Vision for Christ Church
Why do I bring this passage from Philippians to you? I sense that we are living in a reverse of Paul’s letter. From my sabbatical reflections, I sense that Christ Church is being called to press on in our Christian journey (3:14), to live up to what we have already attained (3:16), to pray and to seek for greater love, discernment and righteousness (1:9), as we allow God by his unmerited favour, by his grace to complete the good work he has begun in us (1:6).

We can look back and see God’s gracious hand upon us. We have grown in the last few years. The morning service now fulfils that February 2004 motto I brought back from a conference – “No more empty seats”. Our children’s and young people’s work expands beyond the capability of our buildings to hold it More people join small groups to learn and to love and laugh together on their Christian journey. Ministry grows beyond the human resources of the present staff team. Praise God from whom all these blessings flow. All this is only and completely his work.

We could sit back. We could say well done. We could say we are successful, full and vibrant. But I cannot do that. Too many people do not yet know Christ Jesus as their Lord and Saviour. Too many people do not know the joy and peace that Christ Jesus brings. Too many people do not know the engaging purpose of life that Christ Jesus offers.
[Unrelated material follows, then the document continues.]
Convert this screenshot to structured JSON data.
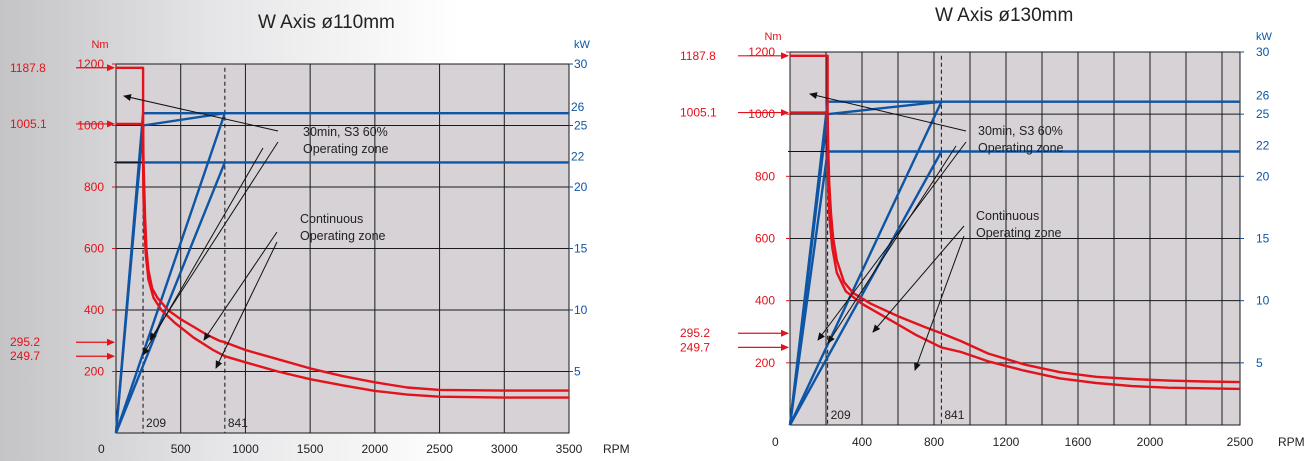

We cannot stand still. God’s work and God’s love is still reaching out and we are called to be in partnership with God in the Gospel (1:5) – that is the privilege he calls each of us too.

If we are to be effective in allowing God’s grace and love to work through us, we will need to press on, indeed I guess raise our game so to speak.

As I look to the future, I sense a vision in which Christ Church could be like this. Our staff team has expanded:-
· we need an executive administrator to share the workload,
· we will need to split Jo’s job into a Children’s minister and a Youth minister,
· we will need to develop another congregation at another time on a Sunday – in the morning or perhaps late afternoon,
· we will need, most frighteningly of all, to develop our church buildings so that we can facilitate both Christ Church’s growth and our better engagement with our community.

Can you imagine in a few years time that under God’s grace, Christ Church could send out 100 people to start a church elsewhere in Bedford – maybe bringing life once more to a currently dying Anglican Church, which itself then grows in fulfilment of God’s grace of completion?

Can you imagine being part of God’s growing Kingdom, where the Gates of Hell are not prevailing, but the grace of God is reaching out to our families, our neighbours, our friends and our colleagues – to the glory and praise of God.

This will take time to happen, but I believe God is calling us to this challenge. We will need much prayer, much consultation among ourselves and much faith in our great and awesome God, for whom nothing is impossible and with whom we are called to minister, so that ‘he who began a good work in you will carry it on to completion’.